Despite his faith in The List, Joey tells me that he suspects that many of the items on his wife’s lists are strictly not necessary. Rather, they are things that get her “bonus points” as a mother. And here is where Joey’s dilemma gets particularly thorny. Since he has claimed ignorance and ineptness as a parent and house manager, he cannot negotiate what is on The List for either housework or for parenting. The standards for all aspects of the family’s domestic life are set by her. Allowing her to set the standards is only fair if her worth and character will be judged by how those things appear and function.

The real dilemma for Joey and men like him is that while he believes that women are divinely blessed with The List, as a husband in our changing world, he also believes it is his job to act as a “servant leader” and to “humble” himself by helping out around the house. I hear men using this language a lot: they help their wives, they help out around the house, they pitch in with the kids. What I do not hear is the language of partnership. What I never hear is that they have their own list for parenting or managing a house.

Joey believes in his own incompetence as much as he believes that his wife and other women have The List. He can’t get it right since he doesn’t really understand what the criteria for success are.  

Joey tells me of an incident which illustrates his point. He has read that men who help out around the house get more sex, and he is eager to seduce his wife this way.

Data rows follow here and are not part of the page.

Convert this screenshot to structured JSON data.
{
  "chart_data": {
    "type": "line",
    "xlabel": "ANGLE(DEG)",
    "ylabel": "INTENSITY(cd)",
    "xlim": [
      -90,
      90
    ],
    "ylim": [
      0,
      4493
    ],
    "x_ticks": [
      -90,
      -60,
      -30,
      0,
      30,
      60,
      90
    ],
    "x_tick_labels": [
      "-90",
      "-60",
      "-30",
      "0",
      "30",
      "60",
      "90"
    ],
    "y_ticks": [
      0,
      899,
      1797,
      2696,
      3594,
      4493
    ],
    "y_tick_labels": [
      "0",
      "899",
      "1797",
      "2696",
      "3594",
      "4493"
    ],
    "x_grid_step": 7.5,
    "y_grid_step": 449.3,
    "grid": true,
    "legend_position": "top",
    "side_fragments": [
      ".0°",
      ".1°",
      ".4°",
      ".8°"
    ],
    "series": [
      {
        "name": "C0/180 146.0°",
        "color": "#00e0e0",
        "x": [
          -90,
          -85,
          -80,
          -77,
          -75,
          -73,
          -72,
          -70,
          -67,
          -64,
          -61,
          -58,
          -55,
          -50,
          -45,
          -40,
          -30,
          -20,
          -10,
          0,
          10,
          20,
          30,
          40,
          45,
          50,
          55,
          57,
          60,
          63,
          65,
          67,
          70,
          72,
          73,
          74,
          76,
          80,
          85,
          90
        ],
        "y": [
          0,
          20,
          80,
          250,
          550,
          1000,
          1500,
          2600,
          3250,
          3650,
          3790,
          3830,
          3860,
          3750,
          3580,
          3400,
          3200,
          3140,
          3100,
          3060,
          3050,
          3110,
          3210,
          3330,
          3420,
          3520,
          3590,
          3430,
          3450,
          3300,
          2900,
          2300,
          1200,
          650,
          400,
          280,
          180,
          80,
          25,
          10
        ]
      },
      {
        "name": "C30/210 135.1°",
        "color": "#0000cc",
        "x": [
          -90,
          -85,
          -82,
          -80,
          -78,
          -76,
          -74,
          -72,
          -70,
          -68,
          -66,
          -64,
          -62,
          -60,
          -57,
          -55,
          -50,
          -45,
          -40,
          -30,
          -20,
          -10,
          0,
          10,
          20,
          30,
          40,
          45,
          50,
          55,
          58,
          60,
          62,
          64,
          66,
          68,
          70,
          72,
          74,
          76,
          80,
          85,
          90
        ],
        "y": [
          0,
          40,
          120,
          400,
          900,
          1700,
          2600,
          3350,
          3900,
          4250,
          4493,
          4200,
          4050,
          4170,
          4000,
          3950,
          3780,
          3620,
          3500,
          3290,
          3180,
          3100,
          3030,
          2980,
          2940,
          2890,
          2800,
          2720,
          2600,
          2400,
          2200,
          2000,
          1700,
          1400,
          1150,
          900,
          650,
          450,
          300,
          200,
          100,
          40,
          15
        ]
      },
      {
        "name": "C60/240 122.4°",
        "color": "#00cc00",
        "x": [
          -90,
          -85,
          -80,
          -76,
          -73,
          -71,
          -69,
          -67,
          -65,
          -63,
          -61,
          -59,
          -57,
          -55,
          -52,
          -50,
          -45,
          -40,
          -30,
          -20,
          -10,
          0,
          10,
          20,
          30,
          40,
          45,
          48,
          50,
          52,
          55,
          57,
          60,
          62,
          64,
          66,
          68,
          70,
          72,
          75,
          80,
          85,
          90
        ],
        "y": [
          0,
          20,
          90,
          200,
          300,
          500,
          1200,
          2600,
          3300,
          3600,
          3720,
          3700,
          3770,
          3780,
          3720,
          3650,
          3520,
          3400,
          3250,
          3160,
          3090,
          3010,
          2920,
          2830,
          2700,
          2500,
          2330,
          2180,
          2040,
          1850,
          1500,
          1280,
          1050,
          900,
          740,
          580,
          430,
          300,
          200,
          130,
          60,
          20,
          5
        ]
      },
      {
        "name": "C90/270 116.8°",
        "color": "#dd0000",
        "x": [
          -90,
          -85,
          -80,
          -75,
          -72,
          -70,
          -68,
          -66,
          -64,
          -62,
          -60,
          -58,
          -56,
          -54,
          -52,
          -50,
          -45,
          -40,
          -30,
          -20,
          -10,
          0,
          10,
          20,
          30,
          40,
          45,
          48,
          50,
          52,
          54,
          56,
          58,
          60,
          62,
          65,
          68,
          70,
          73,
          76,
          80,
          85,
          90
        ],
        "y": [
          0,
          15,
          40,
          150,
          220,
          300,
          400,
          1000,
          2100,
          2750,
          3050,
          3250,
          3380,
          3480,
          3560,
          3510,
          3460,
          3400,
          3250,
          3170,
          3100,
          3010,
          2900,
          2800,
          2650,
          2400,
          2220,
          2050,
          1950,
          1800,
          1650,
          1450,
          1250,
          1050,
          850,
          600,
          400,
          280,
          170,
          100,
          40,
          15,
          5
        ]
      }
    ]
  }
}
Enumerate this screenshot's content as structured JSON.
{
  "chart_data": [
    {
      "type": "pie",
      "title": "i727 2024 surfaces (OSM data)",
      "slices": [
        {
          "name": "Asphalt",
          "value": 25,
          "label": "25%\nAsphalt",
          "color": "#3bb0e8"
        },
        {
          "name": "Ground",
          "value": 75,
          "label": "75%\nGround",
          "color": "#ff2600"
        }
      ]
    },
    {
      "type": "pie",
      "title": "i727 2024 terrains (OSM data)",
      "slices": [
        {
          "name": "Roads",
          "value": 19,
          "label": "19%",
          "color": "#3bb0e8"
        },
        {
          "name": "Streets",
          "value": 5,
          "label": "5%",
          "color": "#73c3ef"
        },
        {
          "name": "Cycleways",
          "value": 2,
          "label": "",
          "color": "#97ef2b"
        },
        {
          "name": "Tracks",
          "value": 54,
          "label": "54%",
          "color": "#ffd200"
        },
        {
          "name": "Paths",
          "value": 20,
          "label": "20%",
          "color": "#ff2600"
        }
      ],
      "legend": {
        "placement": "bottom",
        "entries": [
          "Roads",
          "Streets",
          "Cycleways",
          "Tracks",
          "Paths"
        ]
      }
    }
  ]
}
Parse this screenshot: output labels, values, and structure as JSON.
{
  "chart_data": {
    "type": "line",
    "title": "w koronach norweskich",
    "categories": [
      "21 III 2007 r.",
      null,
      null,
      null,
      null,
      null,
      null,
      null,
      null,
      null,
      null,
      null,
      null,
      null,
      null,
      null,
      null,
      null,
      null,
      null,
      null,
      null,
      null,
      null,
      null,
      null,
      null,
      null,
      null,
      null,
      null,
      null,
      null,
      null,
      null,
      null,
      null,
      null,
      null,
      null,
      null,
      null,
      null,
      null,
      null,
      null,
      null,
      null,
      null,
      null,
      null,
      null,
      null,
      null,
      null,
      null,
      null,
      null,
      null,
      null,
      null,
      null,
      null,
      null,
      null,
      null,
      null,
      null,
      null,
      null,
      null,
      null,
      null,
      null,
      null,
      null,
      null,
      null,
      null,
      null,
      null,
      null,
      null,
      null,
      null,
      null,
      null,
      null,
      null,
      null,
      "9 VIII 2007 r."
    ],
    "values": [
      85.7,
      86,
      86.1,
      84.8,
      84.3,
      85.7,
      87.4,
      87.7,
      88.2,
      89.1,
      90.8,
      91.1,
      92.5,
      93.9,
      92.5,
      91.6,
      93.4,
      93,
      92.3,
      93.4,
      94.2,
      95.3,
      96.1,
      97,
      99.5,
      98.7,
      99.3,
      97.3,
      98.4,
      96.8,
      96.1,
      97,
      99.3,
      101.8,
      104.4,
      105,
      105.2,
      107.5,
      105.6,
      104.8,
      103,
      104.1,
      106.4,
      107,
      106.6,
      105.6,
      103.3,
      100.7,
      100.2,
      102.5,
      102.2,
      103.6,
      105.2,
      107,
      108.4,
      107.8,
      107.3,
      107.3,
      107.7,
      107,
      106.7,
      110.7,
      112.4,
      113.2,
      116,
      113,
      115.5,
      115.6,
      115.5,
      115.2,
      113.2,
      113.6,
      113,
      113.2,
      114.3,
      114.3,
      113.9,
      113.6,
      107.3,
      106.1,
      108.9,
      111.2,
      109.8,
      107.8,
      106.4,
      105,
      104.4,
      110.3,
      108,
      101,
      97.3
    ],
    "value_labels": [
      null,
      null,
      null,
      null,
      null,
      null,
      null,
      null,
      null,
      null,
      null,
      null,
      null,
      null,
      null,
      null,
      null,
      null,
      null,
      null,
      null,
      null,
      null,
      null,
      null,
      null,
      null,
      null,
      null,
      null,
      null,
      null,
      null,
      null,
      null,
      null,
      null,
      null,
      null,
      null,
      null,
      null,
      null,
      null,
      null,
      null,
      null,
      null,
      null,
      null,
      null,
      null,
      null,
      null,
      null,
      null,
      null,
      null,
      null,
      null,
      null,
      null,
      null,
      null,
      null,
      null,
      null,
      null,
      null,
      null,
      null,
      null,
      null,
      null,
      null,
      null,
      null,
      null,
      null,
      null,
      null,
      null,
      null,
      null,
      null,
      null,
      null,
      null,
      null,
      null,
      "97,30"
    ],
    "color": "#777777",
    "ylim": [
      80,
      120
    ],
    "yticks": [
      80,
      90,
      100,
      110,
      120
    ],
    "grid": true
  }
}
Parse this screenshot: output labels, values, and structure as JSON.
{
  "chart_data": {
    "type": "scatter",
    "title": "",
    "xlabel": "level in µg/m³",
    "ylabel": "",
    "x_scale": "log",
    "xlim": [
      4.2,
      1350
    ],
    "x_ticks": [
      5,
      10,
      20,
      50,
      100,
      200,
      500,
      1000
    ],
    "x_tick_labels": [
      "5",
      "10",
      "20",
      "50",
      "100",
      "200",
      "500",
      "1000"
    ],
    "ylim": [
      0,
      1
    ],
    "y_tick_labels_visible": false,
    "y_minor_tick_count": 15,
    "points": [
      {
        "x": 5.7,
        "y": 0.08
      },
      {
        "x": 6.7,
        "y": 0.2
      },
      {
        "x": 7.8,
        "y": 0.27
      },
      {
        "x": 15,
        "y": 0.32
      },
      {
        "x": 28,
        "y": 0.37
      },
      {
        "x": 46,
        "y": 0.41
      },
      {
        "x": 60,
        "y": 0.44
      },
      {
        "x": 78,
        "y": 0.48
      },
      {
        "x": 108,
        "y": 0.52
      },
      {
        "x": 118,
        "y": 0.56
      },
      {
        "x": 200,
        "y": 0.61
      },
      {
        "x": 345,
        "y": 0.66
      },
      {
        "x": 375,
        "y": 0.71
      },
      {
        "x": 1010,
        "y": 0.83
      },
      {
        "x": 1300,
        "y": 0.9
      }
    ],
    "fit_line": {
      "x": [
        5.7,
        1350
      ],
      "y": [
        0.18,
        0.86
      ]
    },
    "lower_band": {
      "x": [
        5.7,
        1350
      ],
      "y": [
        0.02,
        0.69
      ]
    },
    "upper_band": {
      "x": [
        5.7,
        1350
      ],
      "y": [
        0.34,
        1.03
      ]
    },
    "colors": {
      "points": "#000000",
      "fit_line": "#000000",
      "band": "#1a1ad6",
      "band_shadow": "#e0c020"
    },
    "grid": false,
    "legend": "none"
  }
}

She tells him that the best way he can help out is by putting the kids to bed. Twenty minutes after he has completed his task, and just as he is lighting candles and putting on Barry White, she is dragging the children out of bed and yelling at him because he did not do it right. He had just put them in their beds. He had not gone through the night-time routine of teeth-brushing, bedtime stories, or even putting them in appropriate night-wear.

Joey’s belief in The List and his own incompetence means that he cannot self-direct when he helps out around the house. He must accept step-by-step directions from his wife. He talks about how this keeps him humble, and he tries to reframe it as a spiritual exercise. But if the French-fry jabs are any indication, this kind of micromanaging makes him feel emasculated and angry.

Joey jokes about leaving his wife. He says that his life is nothing more than working for “the man” followed by working “for the wife.” He and other conservative fathers speak of their parenting role as if they are unpaid, unskilled, and resentful domestic servants.

The problem of fathers accepting the role of domestic help rather than embracing a role as a full partner in parenting is a social problem, and I don’t know how to resolve it on that level. But I think that in our individual families we can eliminate the roles of The List Holder and The Help. The keys to success are changes in how each parent envisions himself or herself. Those of us who see ourselves as incompetent need to understand that The List is something we can learn. Those of us who have seen ourselves as the primary or key parent have to give up on seeing our children or our homes as reflections of ourselves. Above all, we need to acknowledge that our way is not always the best way.

In my experience, the first practical step in rebooting our roles as parents is that we have to create alignment in some key areas: routines, food, and clothing. We start by making our internalized list as visible to our partners as possible. This involves both educating our partner in what we have read or been taught about parenting and what we bring from our life-experience or our cultural heritage. Then we have to negotiate what is really important, what both parents will work toward. I love the word that Neill Gibson uses for this: alignment. He writes that if “we start sharing the same vision; it makes it much easier to cooperate with the others involved to get our desired outcomes.” Creating aligned parenting lists, not unconscious or unilateral lists, is the way to truly share in parenting’s responsibilities, joys, drudgery, and rewards.